Tom Friedman, who I admire in many ways, has an op-ed piece in today's NY Times where he suggests that the US government take the bailout money they are thinking of giving to the auto industry and instead give it to the top venture capital firms.

You want to spend $20 billion of taxpayer money creating jobs? Fine.
Call up the top 20 venture capital firms in America, which are short of
cash today because their partners — university endowments and pension
funds — are tapped out, and make them this offer: The U.S. Treasury
will give you each up to $1 billion to fund the best venture capital
ideas that have come your way. If they go bust, we all lose. If any of
them turns out to be the next Microsoft or Intel, taxpayers will give
you 20 percent of the investors’ upside and keep 80 percent for
themselves.

I understand the point Tom is making – that we ought to be investing in the future instead of the past. And for that, I applaud him.

But the venture capital business, thankfully, does not need any more capital. It's got too much money in it, not too little. Just ask the limited partners who have been overfunding the venture capital business for the past 15-20 years what they think. You don't even need to ask them. They are taking money out of the sector because the returns have been weak.

And the top 20 firms in the venture capital business are the least in need of a bailout of any group I've ever thought about. These firms, the Sequoias and Benchmarks and Accels and Kleiner Perkins etc etc can raise a fund anytime they want.
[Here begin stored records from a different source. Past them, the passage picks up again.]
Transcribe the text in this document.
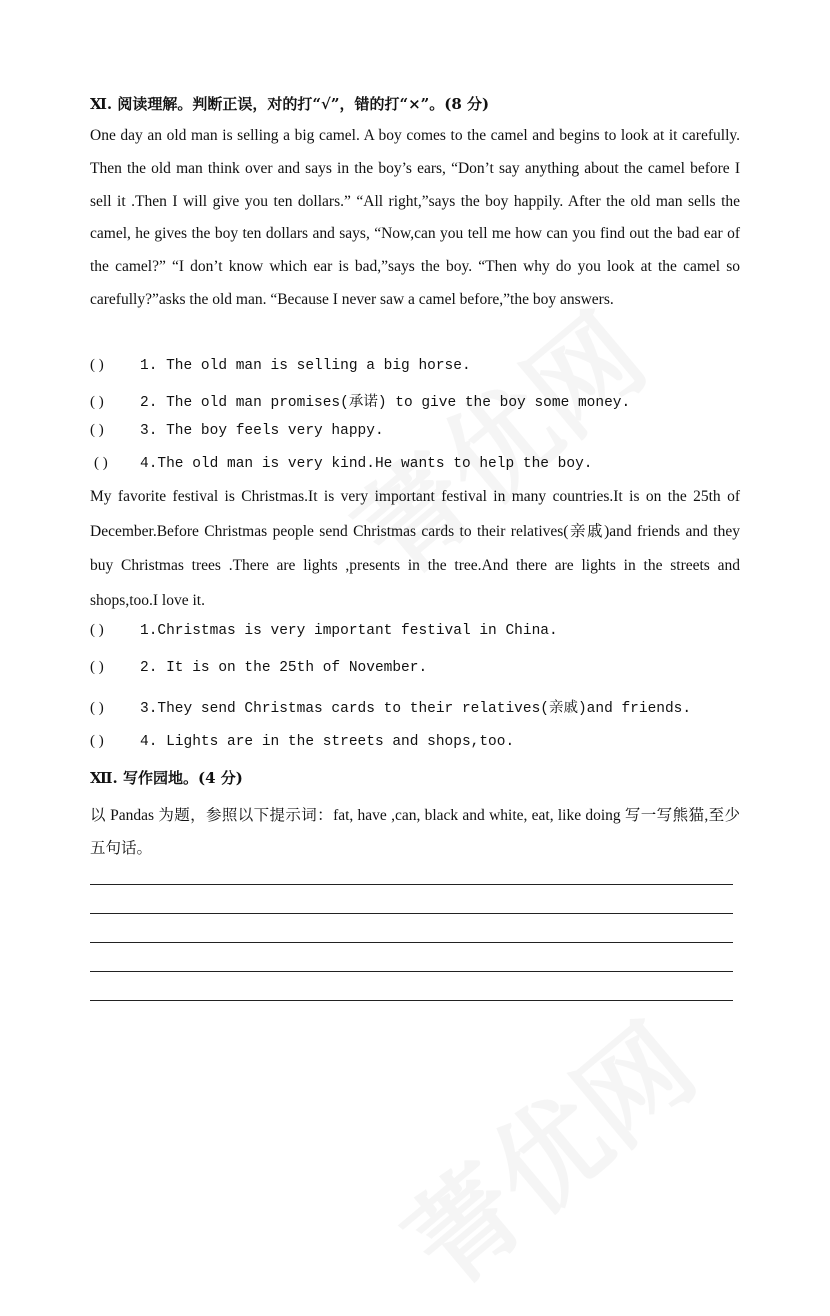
Ⅺ. 阅读理解。判断正误，对的打“√”，错的打“×”。(8 分)
One day an old man is selling a big camel. A boy comes to the camel and begins to look at it carefully. Then the old man think over and says in the boy’s ears, “Don’t say anything about the camel before I sell it .Then I will give you ten dollars.” “All right,”says the boy happily. After the old man sells the camel, he gives the boy ten dollars and says, “Now,can you tell me how can you find out the bad ear of the camel?” “I don’t know which ear is bad,”says the boy. “Then why do you look at the camel so carefully?”asks the old man. “Because I never saw a camel before,”the boy answers.
( )	1. The old man is selling a big horse.
( )	2. The old man promises(承诺) to give the boy some money.
( )	3. The boy feels very happy.
( ) 4.The old man is very kind.He wants to help the boy.
My favorite festival is Christmas.It is very important festival in many countries.It is on the 25th of December.Before Christmas people send Christmas cards to their relatives(亲戚)and friends and they buy Christmas trees .There are lights ,presents in the tree.And there are lights in the streets and shops,too.I love it.
( )	1.Christmas is very important festival in China.
( )	2. It is on the 25th of November.
( )	3.They send Christmas cards to their relatives(亲戚)and friends.
( )	4. Lights are in the streets and shops,too.
Ⅻ. 写作园地。(4 分)
以 Pandas 为题，参照以下提示词：fat, have ,can, black and white, eat, like doing 写一写熊猫,至少五句话。
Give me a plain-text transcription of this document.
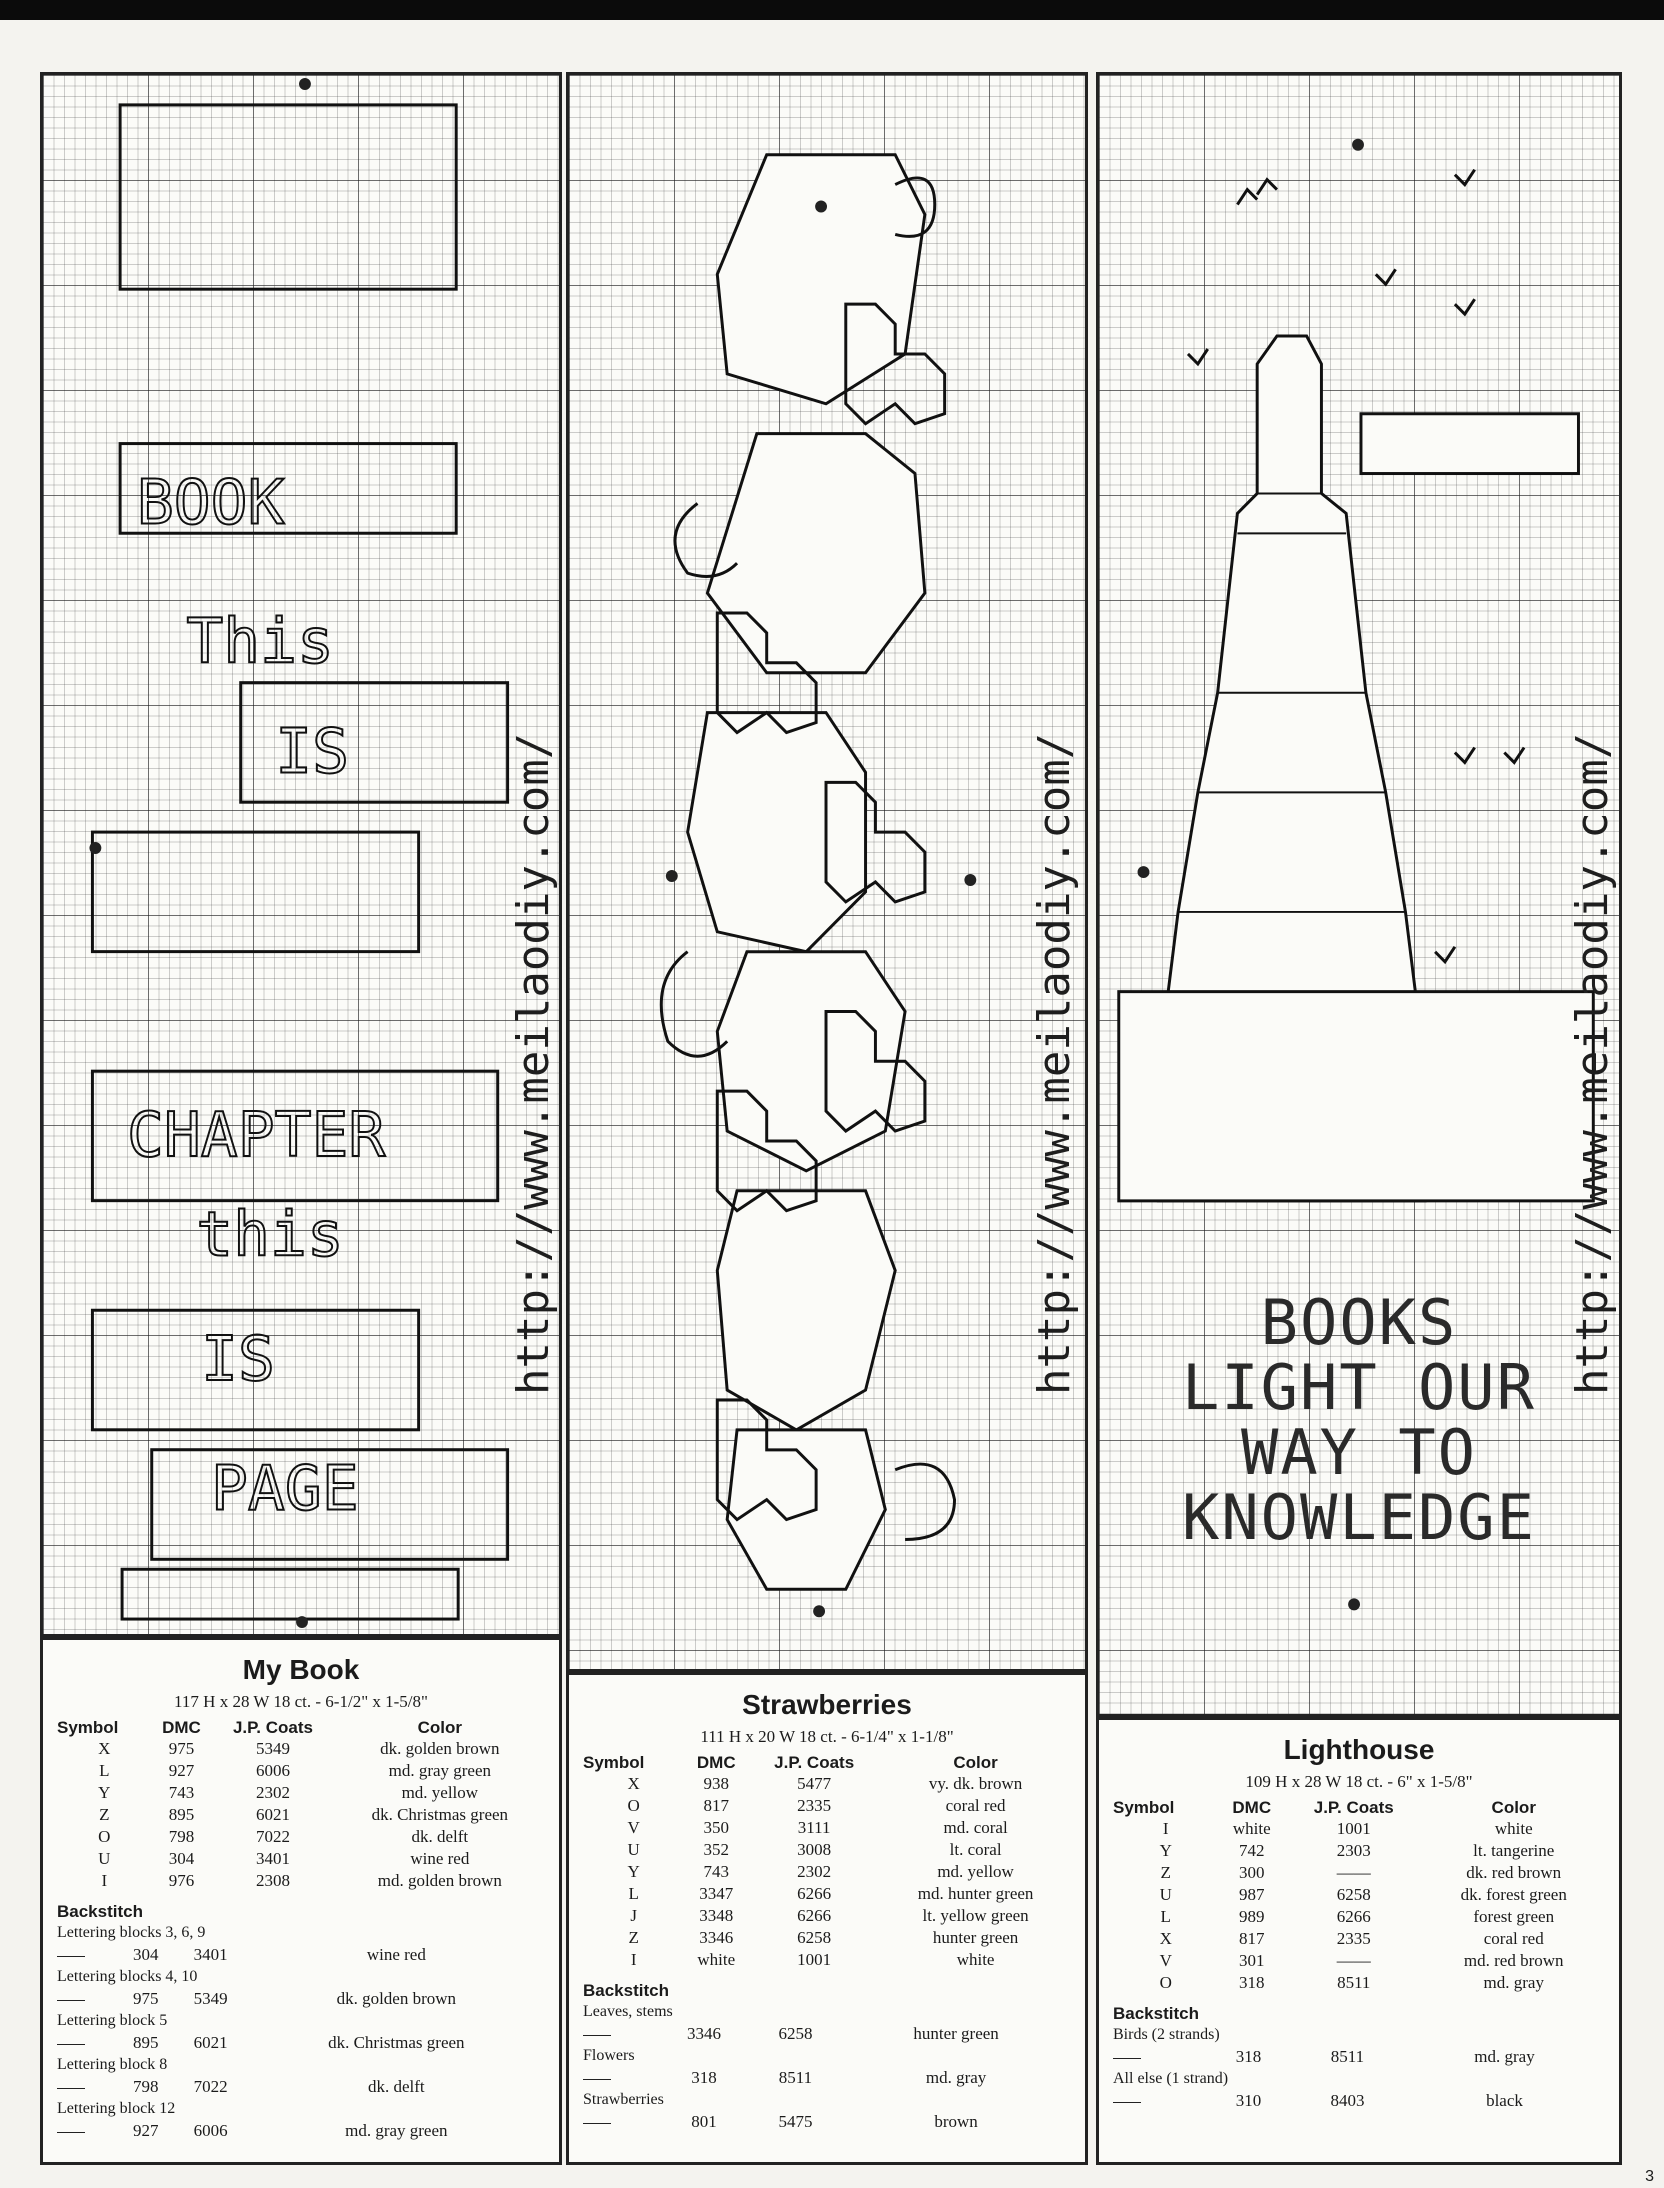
BOOK
This
IS
CHAPTER
this
IS
PAGE
http://www.meilaodiy.com/	http://www.meilaodiy.com/	BOOKS
LIGHT OUR
WAY TO
KNOWLEDGE
http://www.meilaodiy.com/
My Book
117 H x 28 W 18 ct. - 6-1/2" x 1-5/8"
Symbol	DMC	J.P. Coats	Color
X	975	5349	dk. golden brown
L	927	6006	md. gray green
Y	743	2302	md. yellow
Z	895	6021	dk. Christmas green
O	798	7022	dk. delft
U	304	3401	wine red
I	976	2308	md. golden brown
Backstitch
Lettering blocks 3, 6, 9			
	304	3401	wine red
Lettering blocks 4, 10			
	975	5349	dk. golden brown
Lettering block 5			
	895	6021	dk. Christmas green
Lettering block 8			
	798	7022	dk. delft
Lettering block 12			
	927	6006	md. gray green
Strawberries
111 H x 20 W 18 ct. - 6-1/4" x 1-1/8"
Symbol	DMC	J.P. Coats	Color
X	938	5477	vy. dk. brown
O	817	2335	coral red
V	350	3111	md. coral
U	352	3008	lt. coral
Y	743	2302	md. yellow
L	3347	6266	md. hunter green
J	3348	6266	lt. yellow green
Z	3346	6258	hunter green
I	white	1001	white
Backstitch
Leaves, stems			
	3346	6258	hunter green
Flowers			
	318	8511	md. gray
Strawberries			
	801	5475	brown
Lighthouse
109 H x 28 W 18 ct. - 6" x 1-5/8"
Symbol	DMC	J.P. Coats	Color
I	white	1001	white
Y	742	2303	lt. tangerine
Z	300	——	dk. red brown
U	987	6258	dk. forest green
L	989	6266	forest green
X	817	2335	coral red
V	301	——	md. red brown
O	318	8511	md. gray
Backstitch
Birds (2 strands)			
	318	8511	md. gray
All else (1 strand)			
	310	8403	black
3
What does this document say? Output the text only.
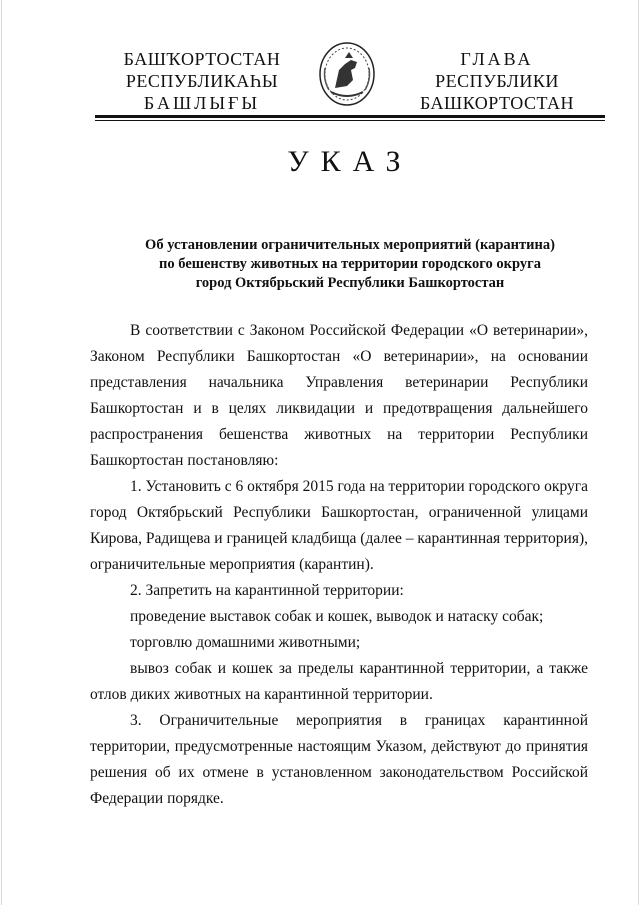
БАШҠОРТОСТАН
РЕСПУБЛИКАҺЫ
БАШЛЫҒЫ
ГЛАВА
РЕСПУБЛИКИ
БАШКОРТОСТАН
УКАЗ
Об установлении ограничительных мероприятий (карантина)
по бешенству животных на территории городского округа
город Октябрьский Республики Башкортостан

В соответствии с Законом Российской Федерации «О ветеринарии», Законом Республики Башкортостан «О ветеринарии», на основании представления начальника Управления ветеринарии Республики Башкортостан и в целях ликвидации и предотвращения дальнейшего распространения бешенства животных на территории Республики Башкортостан постановляю:

1. Установить с 6 октября 2015 года на территории городского округа город Октябрьский Республики Башкортостан, ограниченной улицами Кирова, Радищева и границей кладбища (далее – карантинная территория), ограничительные мероприятия (карантин).

2. Запретить на карантинной территории:

проведение выставок собак и кошек, выводок и натаску собак;

торговлю домашними животными;

вывоз собак и кошек за пределы карантинной территории, а также отлов диких животных на карантинной территории.

3. Ограничительные мероприятия в границах карантинной территории, предусмотренные настоящим Указом, действуют до принятия решения об их отмене в установленном законодательством Российской Федерации порядке.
Accel raised a ton of money last fall in the midst of the worst global financial meltdown in my lifetime.

The venture capital business is an asset class where the top 10-20 percent of the firms make 80%+ of the returns. That's how its always been and that's how it will likely always be. It's because the best entrepreneurs want to work with firms with reputations for making money, making connections, recruting top talent, and getting the right exit at the right time. And those are the top 10-20 percent of the firms.

So Tom's idea, while it looks good on paper, is a dream. The top venture firms don't want, don't need, and are never going to take government money. The same is true of the top entrepreneurs.

The worst firms, on the other hand, will gladly accept government money. And that is what is going to happen with all of these government efforts to pour more money into the "innovation sector". That money will go to bad investors and weak entrepreneurs and management teams for the most part. It's a problem of adverse selection.

If you take a look at all of the economically targeted investment programs that have been built and managed over the past twenty years in the venture capital industry, you'll see this plain and clearly.

There are some good ideas out there. My friend Brad Feld told me about a new legislative effort in Colorado to give angel investors a 50% tax credit for making investments in early stage companies. That makes better sense to me. Let the market work but lubricate it a bit with tax credits, particularly for the angel sector which has been the most hurt in this downturn.

But please leave the venture business alone. It's working pretty well as it is and it certainly doesn't need more money or some kind of stimulus plan.